Il punto di partenza è semplice: Google guadagna principalmente dalla pubblicità. E più questa pubblicità è mirata, più vale. Per funzionare, però, serve una cosa: conoscere gli utenti in modo dettagliato.
Chrome, da questo punto di vista, è uno strumento potentissimo. Quando la sincronizzazione è attiva, il browser può raccogliere e collegare tra loro diversi tipi di informazioni: le ricerche effettuate, i siti visitati, la cronologia completa di navigazione, ma anche dati che arrivano da altri servizi Google, come YouTube, Google Play o la posizione geografica.
Tutto finisce nello stesso contenitore: l’account Google. Un sistema che permette all’azienda di costruire un profilo estremamente preciso delle abitudini digitali di ogni utente.
E c’è un dettaglio che spesso viene sottovalutato: la modalità in incognito non blocca davvero il tracciamento. Serve solo a non salvare i dati sul dispositivo locale, ma non impedisce ai siti visitati o ai servizi online di raccogliere informazioni.
Il nodo della fiducia
Chrome offre diverse impostazioni per limitare la raccolta dei dati, ma non sono sempre immediate da trovare e, soprattutto, le opzioni più invasive restano attive di default.
Alla fine, tutto si riduce a una questione di fiducia: quanto ci si fida di Google e del modo in cui utilizza queste informazioni. Per molti utenti non è un problema, per altri invece rappresenta un punto critico, soprattutto in un contesto in cui la gestione dei dati personali è sempre più sensibile.

Le alternative: davvero diverse o solo “copie”?(www.e4a.it)

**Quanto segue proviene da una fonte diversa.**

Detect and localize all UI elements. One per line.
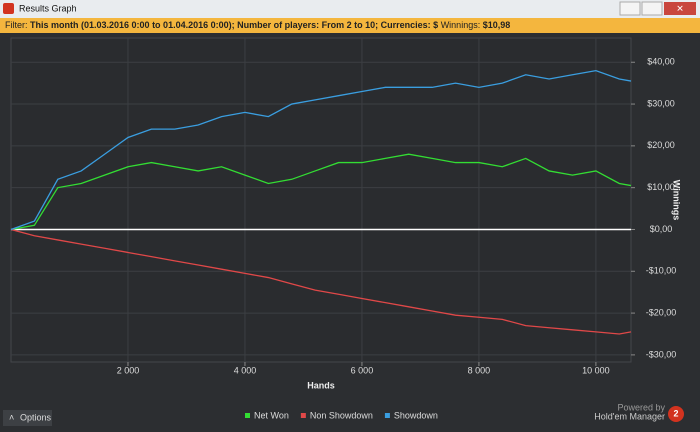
window-title: Results Graph [19, 3, 77, 13]
y-axis-label: Winnings [672, 180, 682, 220]
filter-line: Filter: This month (01.03.2016 0:00 to 0… [5, 20, 510, 30]
legend-label: Showdown [394, 410, 438, 420]
legend-swatch [300, 413, 306, 418]
x-tick-label: 6 000 [351, 365, 374, 375]
y-tick-label: $30,00 [647, 98, 675, 108]
y-tick-label: $40,00 [647, 57, 675, 67]
winnings-label: Winnings: [441, 20, 481, 30]
legend-swatch [245, 413, 250, 418]
powered-by: Powered by [617, 402, 665, 412]
x-tick-label: 2 000 [117, 365, 140, 375]
winnings-value: $10,98 [483, 20, 511, 30]
options-caret: ˄ [9, 412, 14, 422]
series-line [10, 69, 632, 231]
x-tick-label: 4 000 [234, 365, 257, 375]
maximize-button[interactable] [641, 1, 663, 16]
title-bar [0, 0, 700, 18]
options-button[interactable] [3, 410, 52, 426]
options-label: Options [20, 412, 52, 422]
legend-label: Net Won [254, 410, 289, 420]
filter-label: Filter: [5, 20, 28, 30]
y-tick-label: -$10,00 [646, 266, 677, 276]
x-axis-label: Hands [307, 380, 335, 390]
app-icon [3, 3, 14, 14]
legend-label: Non Showdown [310, 410, 373, 420]
brand: Hold'em Manager [594, 411, 665, 421]
series-line [10, 228, 632, 335]
filter-bar [0, 18, 700, 33]
minimize-button[interactable] [619, 1, 641, 16]
close-button[interactable] [664, 2, 696, 15]
filter-text: This month (01.03.2016 0:00 to 01.04.201… [30, 20, 438, 30]
y-tick-label: -$20,00 [646, 307, 677, 317]
close-glyph: ✕ [676, 3, 684, 13]
y-tick-label: $0,00 [650, 224, 673, 234]
y-tick-label: $20,00 [647, 140, 675, 150]
series-line [10, 153, 632, 231]
legend-swatch [384, 413, 390, 418]
y-tick-label: -$30,00 [646, 349, 677, 359]
y-tick-label: $10,00 [647, 182, 675, 192]
x-tick-label: 10 000 [582, 365, 610, 375]
x-tick-label: 8 000 [468, 365, 491, 375]
brand-badge-text: 2 [673, 408, 678, 418]
plot-area [10, 37, 632, 363]
brand-badge [668, 406, 684, 422]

Chi decide di cambiare browser spesso scopre una realtà meno evidente: molte alternative sono molto simili a Chrome, perché si basano tutte sulla stessa tecnologia, chiamata Chromium.
Browser come Vivaldi, Brave, Opera o Arc offrono interfacce diverse, più funzioni o una maggiore attenzione alla privacy, ma sotto la superficie condividono lo stesso motore. Questo significa una cosa: Google continua ad avere un’influenza forte anche fuori da Chrome.

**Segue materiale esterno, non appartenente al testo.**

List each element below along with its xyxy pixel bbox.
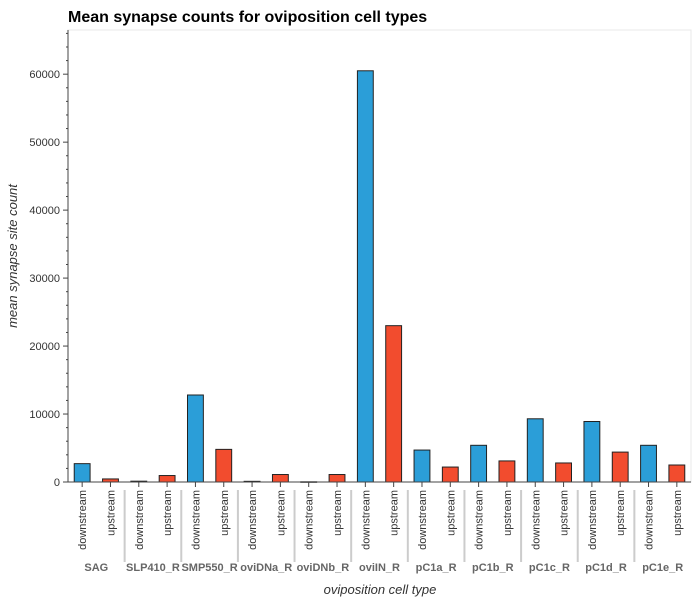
y-axis: 0 10000 20000 30000 40000 50000 60000	[29, 30, 69, 489]
x-group-label: pC1e_R	[642, 562, 683, 574]
x-subcategory-label: downstream	[134, 490, 146, 550]
bar-oviDNa_R-upstream	[271, 474, 289, 483]
bar-pC1c_R-downstream	[526, 418, 544, 483]
x-group-label: SMP550_R	[181, 562, 237, 574]
bar-pC1e_R-downstream	[640, 444, 657, 483]
x-subcategory-label: downstream	[247, 490, 259, 550]
bar-oviIN_R-upstream	[385, 325, 403, 483]
x-group-label: oviDNa_R	[240, 562, 292, 574]
x-subcategory-label: upstream	[389, 490, 401, 536]
y-tick-label: 20000	[29, 341, 60, 353]
x-subcategory-label: downstream	[190, 490, 202, 550]
x-subcategory-label: upstream	[672, 490, 684, 536]
x-subcategory-label: downstream	[360, 490, 372, 550]
x-subcategory-label: upstream	[275, 490, 287, 536]
chart-title: Mean synapse counts for oviposition cell…	[68, 9, 427, 26]
bar-oviIN_R-downstream	[356, 70, 374, 483]
y-tick-label: 30000	[29, 273, 60, 285]
x-subcategory-label: upstream	[105, 490, 117, 536]
x-group-label: SLP410_R	[126, 562, 180, 574]
x-subcategory-label: upstream	[615, 490, 627, 536]
y-tick-label: 0	[54, 477, 60, 489]
bars	[73, 70, 686, 483]
x-group-label: oviDNb_R	[297, 562, 350, 574]
bar-pC1b_R-upstream	[498, 460, 516, 483]
plot-area	[67, 29, 692, 483]
x-subcategory-label: downstream	[417, 490, 429, 550]
y-tick-label: 40000	[29, 205, 60, 217]
bar-pC1a_R-downstream	[413, 449, 431, 483]
y-tick-label: 50000	[29, 137, 60, 149]
x-group-label: oviIN_R	[359, 562, 400, 574]
bar-pC1b_R-downstream	[470, 444, 488, 483]
x-subcategory-label: downstream	[644, 490, 656, 550]
x-subcategory-label: upstream	[219, 490, 231, 536]
x-group-label: pC1b_R	[472, 562, 514, 574]
x-subcategory-label: downstream	[474, 490, 486, 550]
x-group-label: SAG	[84, 562, 108, 574]
bar-SLP410_R-upstream	[158, 475, 176, 483]
x-subcategory-label: upstream	[162, 490, 174, 536]
x-subcategory-label: downstream	[530, 490, 542, 550]
x-axis: downstream upstream SAG downstream upstream S…	[68, 481, 691, 574]
bar-pC1e_R-upstream	[668, 464, 686, 483]
bar-oviDNb_R-upstream	[328, 474, 346, 483]
y-tick-label: 60000	[29, 69, 60, 81]
bar-SMP550_R-downstream	[187, 394, 204, 483]
bar-SMP550_R-upstream	[215, 448, 233, 483]
bar-pC1d_R-upstream	[611, 451, 629, 483]
x-group-label: pC1a_R	[416, 562, 457, 574]
x-subcategory-label: upstream	[559, 490, 571, 536]
bar-pC1a_R-upstream	[441, 466, 459, 483]
y-axis-label: mean synapse site count	[5, 183, 20, 328]
x-axis-label: oviposition cell type	[324, 582, 437, 597]
x-group-label: pC1c_R	[529, 562, 570, 574]
x-subcategory-label: upstream	[332, 490, 344, 536]
x-subcategory-label: downstream	[587, 490, 599, 550]
y-tick-label: 10000	[29, 409, 60, 421]
x-group-label: pC1d_R	[585, 562, 627, 574]
x-subcategory-label: upstream	[502, 490, 514, 536]
bar-pC1c_R-upstream	[555, 462, 572, 483]
bar-pC1d_R-downstream	[583, 421, 601, 483]
x-subcategory-label: downstream	[304, 490, 316, 550]
x-subcategory-label: downstream	[77, 490, 89, 550]
x-subcategory-label: upstream	[445, 490, 457, 536]
bar-SAG-downstream	[73, 463, 91, 483]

È un vantaggio dal punto di vista tecnico — compatibilità, velocità, aggiornamenti — ma crea anche una sorta di “monocultura” del web, dove le scelte di un singolo attore possono influenzare tutti.
Un esempio concreto? Le modifiche alle estensioni, come il passaggio a Manifest V3, che ha impattato direttamente strumenti molto usati come gli ad blocker.
Le vere alternative a Google
Se l’obiettivo è davvero ridurre al minimo l’influenza di Google, bisogna guardare altrove, scegliendo browser con motori completamente indipendenti. Qui entrano in gioco due nomi storici: Safari e Firefox.
Safari, per chi usa dispositivi Apple, punta molto sulla protezione dal tracciamento e utilizza il motore WebKit, sviluppato internamente. Firefox, invece, si basa su Gecko ed è da anni il principale concorrente “indipendente” nel mondo dei browser.
Negli ultimi tempi Firefox ha fatto passi avanti importanti: è stabile, veloce e offre un buon livello di privacy già nelle impostazioni standard, con la possibilità di personalizzare ulteriormente il controllo sui dati. Esistono anche versioni più “radicali”, come LibreWolf o Waterfox, pensate per chi vuole ridurre al minimo ogni forma di tracciamento.
C’è però un aspetto che rende tutto più complicato: Chromium non è solo Chrome. È alla base anche di molte applicazioni che usiamo ogni giorno, da Spotify a Discord, fino a Slack o Twitch.
In pratica, anche cambiando browser, una parte dell’ecosistema resta comunque legata alla tecnologia sviluppata da Google. E poi ci sono le contraddizioni: Apple è spesso criticata per il controllo rigido del proprio ecosistema, mentre Mozilla, che sviluppa Firefox, dipende in parte proprio dai finanziamenti di Google.
Alla fine, non esiste una soluzione perfetta. Chrome resta uno dei browser più efficienti, mentre Chromium è una base tecnologica difficilmente evitabile. Ma la differenza la fa la consapevolezza. Sapere cosa succede ai propri dati, capire quali strumenti si usano e decidere quanto si è disposti a “cedere” in cambio di comodità.